Les centrales syndicales, déçues par le refus du chef du gouvernement et du patronat d’accorder une augmentation des salaires pourtant promise de longue date, mobilisent dès à présent leurs troupes pour réserver à l’exécutif une fin de mandat agitée, à commencer probablement par claquer les portes de cette réunion.
Des mots d’ordre d’arrêt de travail sont également envisagés pour rythmer les prochains mois avant l’été, les syndicats imputant la responsabilité de cet échec à Aziz Akhannouch, accusé de ne pas avoir su maintenir des relations apaisées et constructives avec les centrales syndicales. Une situation aggravée, selon eux, par des sorties jugées hasardeuses et mal maîtrisées de son ministre en charge de l’Emploi, dont les relations avec les syndicats suscitent également de vives critiques.
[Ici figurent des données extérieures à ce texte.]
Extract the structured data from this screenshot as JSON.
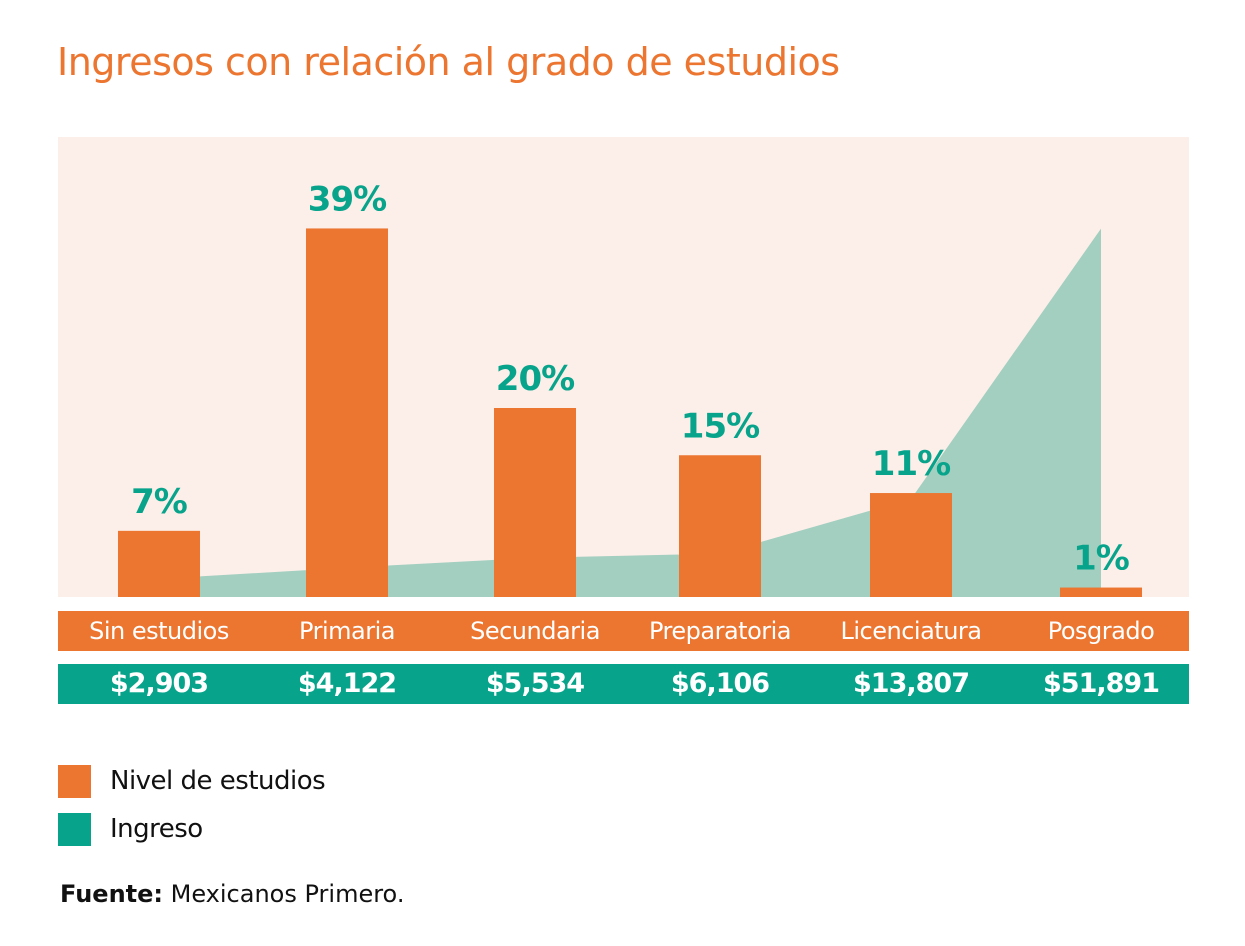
{
  "title": "Ingresos con relación al grado de estudios",
  "colors": {
    "orange": "#EC7530",
    "teal": "#07A48B",
    "area_teal": "#A2CFC0",
    "plot_background": "#FCEEE9"
  },
  "chart_data": {
    "type": "bar",
    "title": "Ingresos con relación al grado de estudios",
    "categories": [
      "Sin estudios",
      "Primaria",
      "Secundaria",
      "Preparatoria",
      "Licenciatura",
      "Posgrado"
    ],
    "series": [
      {
        "name": "Nivel de estudios",
        "type": "bar",
        "values": [
          7,
          39,
          20,
          15,
          11,
          1
        ],
        "labels": [
          "7%",
          "39%",
          "20%",
          "15%",
          "11%",
          "1%"
        ]
      },
      {
        "name": "Ingreso",
        "type": "area",
        "values": [
          2903,
          4122,
          5534,
          6106,
          13807,
          51891
        ],
        "labels": [
          "$2,903",
          "$4,122",
          "$5,534",
          "$6,106",
          "$13,807",
          "$51,891"
        ]
      }
    ],
    "legend_position": "bottom-left",
    "grid": false
  },
  "source": {
    "label": "Fuente:",
    "text": " Mexicanos Primero."
  }
}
Face à ce bras de fer à hauts risques, à l’approche de la fête des travailleurs, qui devrait être célébrée avec une mobilisation plus forte que d’ordinaire, les syndicats entendent exprimer leur mécontentement sur un ton nettement moins conciliant, dénonçant une politique sociale jugée insuffisante de la part du gouvernement sortant. La tension est ainsi montée d’un cran dans les états-majors syndicaux, notamment au sein des deux principales organisations, l’UMT et la CDT, désormais en ordre de bataille et s’attendant à une participation record dans les cortèges des grandes villes, en particulier à Casablanca et Rabat, où les défilés du 1er mai restent les plus sensibles.
Si les risques de débordements ne sont pas, à ce stade, évoqués, la colère devrait néanmoins s’exprimer avec force dans les rues, quels que soient les résultats du prochain round de dialogue social initié par le chef du gouvernement.